Boosting phase-contrast MRI performance in idiopathic normal pressure hydrocephalus diagnostics by means of machine learning approach
Citation: Vlasák A, Gerla V, Skalický P, Mládek A, Sedlák V, Vrána J, Whitley H, Lhotská L, Beneš V, Beneš V, Bradáč O. Boosting phase-contrast MRI performance in idiopathic normal pressure hydrocephalus diagnostics by means of machine learning approach. Neurosurg Focus. 2022 Apr;52(4):E6. doi: 10.3171/2022.1.FOCUS21733. PMID: 35364583.
Phase-contrast MRI allows detailed measurements of various parameters of CSF motion. This examination is technically demanding and machine dependent. The literature on this topic is ambiguous. Machine learning (ML) approaches have already been successfully utilized in medical research, but none have yet been applied to enhance the results of CSF flowmetry. The aim of this study was to evaluate the possible contribution of ML algorithms in enhancing the utilization and results of MRI flowmetry in idiopathic normal pressure hydrocephalus (iNPH) diagnostics.

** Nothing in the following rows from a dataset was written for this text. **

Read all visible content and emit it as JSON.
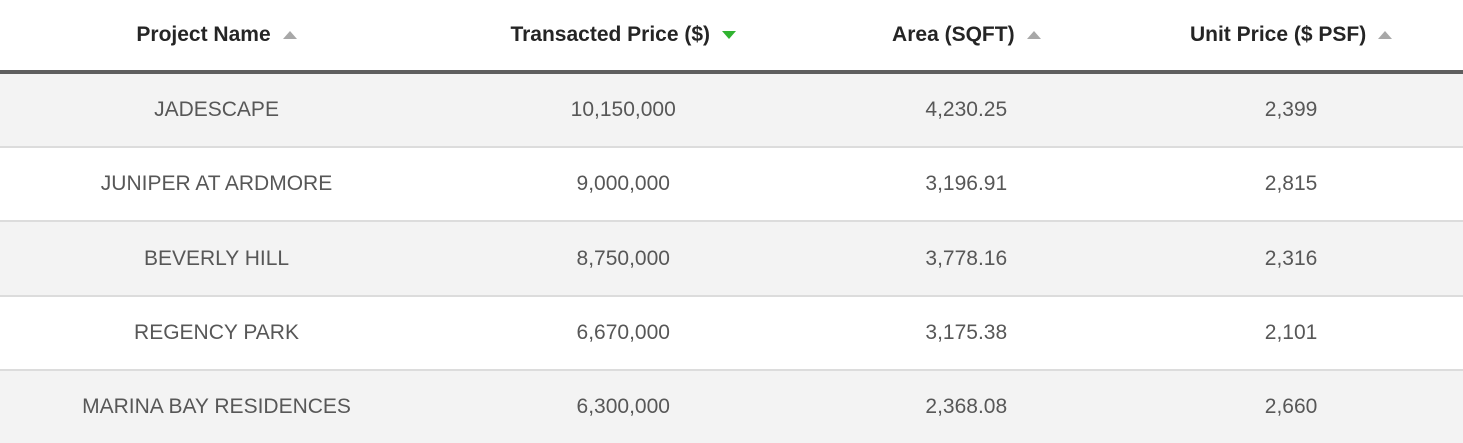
{
  "table": {
    "columns": [
      {
        "label": "Project Name",
        "sort": "asc",
        "active": false,
        "icon_color": "#a8a8a8"
      },
      {
        "label": "Transacted Price ($)",
        "sort": "desc",
        "active": true,
        "icon_color": "#31b331"
      },
      {
        "label": "Area (SQFT)",
        "sort": "asc",
        "active": false,
        "icon_color": "#a8a8a8"
      },
      {
        "label": "Unit Price ($ PSF)",
        "sort": "asc",
        "active": false,
        "icon_color": "#a8a8a8"
      }
    ],
    "rows": [
      {
        "project": "JADESCAPE",
        "transacted_price": "10,150,000",
        "area_sqft": "4,230.25",
        "unit_price_psf": "2,399"
      },
      {
        "project": "JUNIPER AT ARDMORE",
        "transacted_price": "9,000,000",
        "area_sqft": "3,196.91",
        "unit_price_psf": "2,815"
      },
      {
        "project": "BEVERLY HILL",
        "transacted_price": "8,750,000",
        "area_sqft": "3,778.16",
        "unit_price_psf": "2,316"
      },
      {
        "project": "REGENCY PARK",
        "transacted_price": "6,670,000",
        "area_sqft": "3,175.38",
        "unit_price_psf": "2,101"
      },
      {
        "project": "MARINA BAY RESIDENCES",
        "transacted_price": "6,300,000",
        "area_sqft": "2,368.08",
        "unit_price_psf": "2,660"
      }
    ]
  },
  "colors": {
    "header_text": "#252525",
    "cell_text": "#575757",
    "header_underline": "#5e5e5e",
    "row_separator": "#dcdcdc",
    "alt_row_bg": "#f3f3f3",
    "active_sort_green": "#31b331",
    "inactive_sort_gray": "#a8a8a8"
  }
}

Our study cohort consisted of 30 idiopathic normal pressure hydrocephalus (iNPH) patients and 15 healthy controls examined on one MRI machine. All major phase-contrast parameters were inspected: peak positive, peak negative, and average velocities; peak amplitude; positive, negative, and average flow rates; and aqueductal area. We subsequently applied ML algorithms to 85 complex features calculated from a phase-contrast study.

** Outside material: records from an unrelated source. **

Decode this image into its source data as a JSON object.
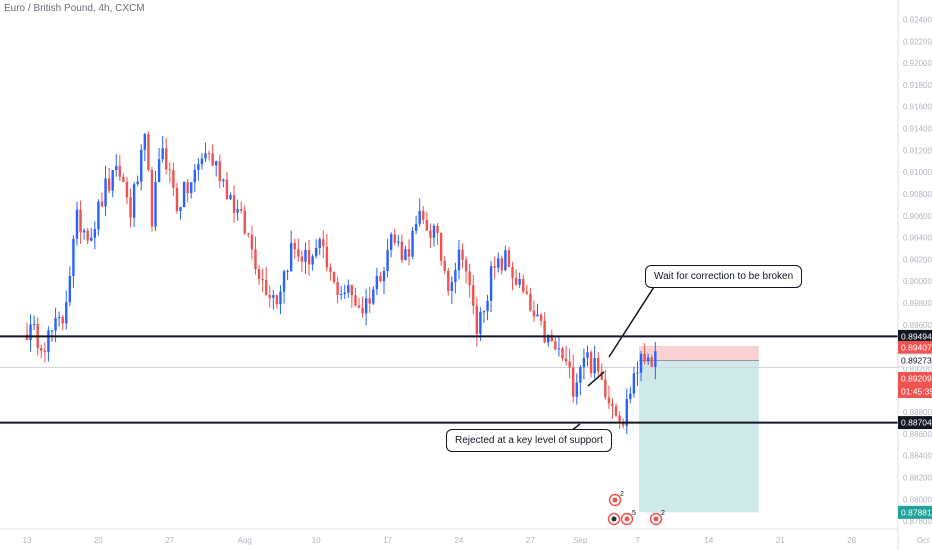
{
  "header": {
    "title": "Euro / British Pound, 4h, CXCM"
  },
  "colors": {
    "up": "#2962ff",
    "down": "#ef5350",
    "level_line": "#131722",
    "stop_zone": "#f9d3d3",
    "target_zone": "#cfe9e9",
    "target_badge": "#22a29a",
    "stop_badge": "#ef5350",
    "entry_badge": "#ef5350"
  },
  "annotations": {
    "correction_note": "Wait for correction to be broken",
    "support_note": "Rejected at a key level of support"
  },
  "price_badges": {
    "resistance": "0.89494",
    "stop": "0.89407",
    "entry": "0.89273",
    "last": "0.89209",
    "countdown": "01:45:35",
    "support": "0.88704",
    "target": "0.87881"
  },
  "events": [
    {
      "icon": "flag-event-icon",
      "count": "2"
    },
    {
      "icon": "flag-event-icon",
      "count": "5"
    },
    {
      "icon": "flag-event-icon",
      "count": "2"
    }
  ],
  "chart_data": {
    "type": "candlestick",
    "title": "Euro / British Pound, 4h, CXCM",
    "xlabel": "",
    "ylabel": "",
    "ylim": [
      0.8782,
      0.9245
    ],
    "y_ticks": [
      "0.92400",
      "0.92200",
      "0.92000",
      "0.91800",
      "0.91600",
      "0.91400",
      "0.91200",
      "0.91000",
      "0.90800",
      "0.90600",
      "0.90400",
      "0.90200",
      "0.90000",
      "0.89800",
      "0.89600",
      "0.89400",
      "0.89200",
      "0.89000",
      "0.88800",
      "0.88600",
      "0.88400",
      "0.88200",
      "0.88000",
      "0.87800"
    ],
    "y_tick_values": [
      0.924,
      0.922,
      0.92,
      0.918,
      0.916,
      0.914,
      0.912,
      0.91,
      0.908,
      0.906,
      0.904,
      0.902,
      0.9,
      0.898,
      0.896,
      0.894,
      0.892,
      0.89,
      0.888,
      0.886,
      0.884,
      0.882,
      0.88,
      0.878
    ],
    "x_ticks": [
      "13",
      "20",
      "27",
      "Aug",
      "10",
      "17",
      "24",
      "27",
      "Sep",
      "7",
      "14",
      "21",
      "28",
      "Oct"
    ],
    "x_tick_index": [
      0,
      20,
      40,
      61,
      81,
      101,
      121,
      141,
      155,
      171,
      191,
      211,
      231,
      251
    ],
    "grid": false,
    "levels": {
      "resistance": 0.89494,
      "support": 0.88704
    },
    "position": {
      "side": "short",
      "entry": 0.89273,
      "stop": 0.89407,
      "target": 0.87881,
      "start_index": 172,
      "end_index": 205
    },
    "last_price": 0.89209,
    "anchors": [
      [
        0,
        0.8955
      ],
      [
        5,
        0.8945
      ],
      [
        10,
        0.8965
      ],
      [
        14,
        0.9055
      ],
      [
        18,
        0.9045
      ],
      [
        22,
        0.9085
      ],
      [
        26,
        0.91
      ],
      [
        29,
        0.9065
      ],
      [
        33,
        0.9125
      ],
      [
        35,
        0.906
      ],
      [
        38,
        0.9125
      ],
      [
        42,
        0.907
      ],
      [
        46,
        0.909
      ],
      [
        50,
        0.912
      ],
      [
        54,
        0.91
      ],
      [
        58,
        0.907
      ],
      [
        62,
        0.904
      ],
      [
        66,
        0.9
      ],
      [
        70,
        0.8985
      ],
      [
        74,
        0.903
      ],
      [
        78,
        0.902
      ],
      [
        82,
        0.903
      ],
      [
        86,
        0.8995
      ],
      [
        90,
        0.899
      ],
      [
        94,
        0.8975
      ],
      [
        98,
        0.9
      ],
      [
        102,
        0.904
      ],
      [
        106,
        0.9025
      ],
      [
        110,
        0.9055
      ],
      [
        114,
        0.9045
      ],
      [
        118,
        0.9
      ],
      [
        122,
        0.903
      ],
      [
        124,
        0.899
      ],
      [
        126,
        0.8955
      ],
      [
        130,
        0.9005
      ],
      [
        134,
        0.902
      ],
      [
        138,
        0.8995
      ],
      [
        142,
        0.8965
      ],
      [
        146,
        0.8945
      ],
      [
        150,
        0.893
      ],
      [
        153,
        0.8905
      ],
      [
        156,
        0.8935
      ],
      [
        160,
        0.8915
      ],
      [
        164,
        0.889
      ],
      [
        167,
        0.8873
      ],
      [
        170,
        0.8915
      ],
      [
        174,
        0.8935
      ],
      [
        176,
        0.8925
      ]
    ]
  }
}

The most distinctive parameters with p < 0.005 were the peak negative velocity, peak amplitude, and negative flow. From the ML algorithms, the Adaptive Boosting classifier showed the highest specificity and best discrimination potential overall, with 80.4% ± 2.9% accuracy, 72.0% ± 5.6% sensitivity, 84.7% ± 3.8% specificity, and 0.812 ± 0.047 area under the receiver operating characteristic curve (AUC). The highest sensitivity was 85.7% ± 5.6%, reached by the Gaussian Naive Bayes model, and the best AUC was 0.854 ± 0.028 by the Extra Trees classifier.